Regione Lombardia
Città Milano
Codice ECM 75-284484-1
Crediti ECM 6.0
Max Partecipanti 10
Professione Medico chirurgo
Disciplina Cardiologia, Ematologia, Oncologia
Obiettivo formativo n.18 Contenuti tecnico-professionali (conoscenze e competenze) specifici di ciascuna professione, di ciascuna specializzazione e di ciascuna attività ultraspecialistica, ivi incluse le malattie rare e la medicina di genere
Prezzo Gratuito
Negli ultimi anni, grazie ai progressi nella diagnosi precoce e soprattutto ai sostanziali miglioramenti nella terapia, vi è stato un notevole prolungamento della sopravvivenza dei pazienti affetti da neoplasie onco-ematologiche.

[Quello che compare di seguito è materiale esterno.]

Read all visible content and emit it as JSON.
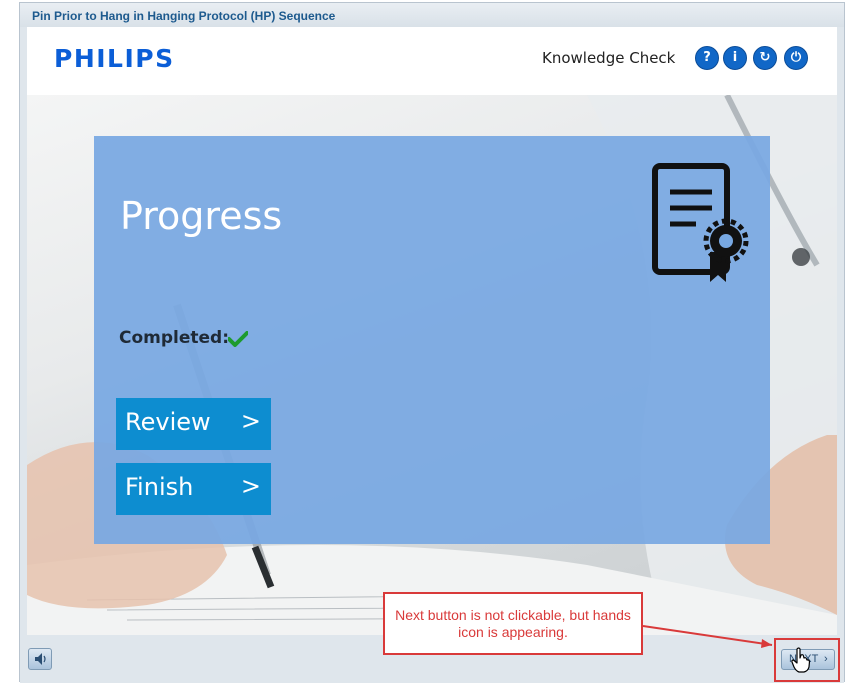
{
  "window": {
    "title": "Pin Prior to Hang in Hanging Protocol (HP) Sequence"
  },
  "header": {
    "logo": "PHILIPS",
    "section_title": "Knowledge Check",
    "buttons": [
      {
        "icon": "help-icon",
        "glyph": "?"
      },
      {
        "icon": "info-icon",
        "glyph": "i"
      },
      {
        "icon": "restart-icon",
        "glyph": "↻"
      },
      {
        "icon": "power-icon",
        "glyph": "⏻"
      }
    ]
  },
  "panel": {
    "title": "Progress",
    "completed_label": "Completed:",
    "completed_icon": "green-check-icon",
    "cert_icon": "certificate-icon",
    "buttons": [
      {
        "label": "Review",
        "chevron": ">"
      },
      {
        "label": "Finish",
        "chevron": ">"
      }
    ]
  },
  "footer": {
    "audio_icon": "speaker-icon",
    "next_label": "NEXT",
    "next_chevron": "›",
    "cursor_icon": "hand-pointer-icon"
  },
  "annotation": {
    "text": "Next button is not clickable, but hands icon is appearing.",
    "color": "#d93a3a"
  },
  "colors": {
    "accent": "#0b5ed7",
    "panel": "#78a8e2",
    "button": "#0d8dd0"
  }
}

Le complicanze cardiovascolari e la neutropenia rappresentano tuttavia un crescente problema nella pratica clinica onco-ematologica moderna.
I tumori ematologici e le malattie cardiovascolari aumentano con l'età e spesso condividono gli stessi fattori di rischio, il paziente onco-ematologico pertanto è da considerare spesso un paziente ad alto rischio cardiovascolare da valutare e monitorare attentamente prima, durante e dopo il trattamento.
D'altro canto la neutropenia è una complicanza grave e frequente, e il grado e la sua durata determinano il rischio di infezioni e sono associate a riduzioni e/o ritardi del trattamento oncologico che possono comprometterne l'efficacia.
Per ottenere un esito positivo della cura e minimizzare il rischio di complicanze in seguito al trattamento neoplastico, la stretta collaborazione tra ematologi e cardioncologi e la condivisone delle specifiche competenze sono la miglior garanzia per realizzare il programma di monitoraggio più adeguato ed efficace volto ad intercettare precocemente il danno e a stabilire la terapia più opportuna.
Da questo principio prende spunto il progetto di Formazione sul Campo "Complicanze da chemioterapia: cardiotossicità e neutropenia" che coinvolge un team di ematologi e cardioncologi.
L'incontro di formazione previsto dal progetto sarà sede di scambio di opinioni e confronto su esperienze cliniche e real life al fine di identificare le aree di miglioramento nella gestione della malattia, delle complicanze e della qualità di vita del paziente.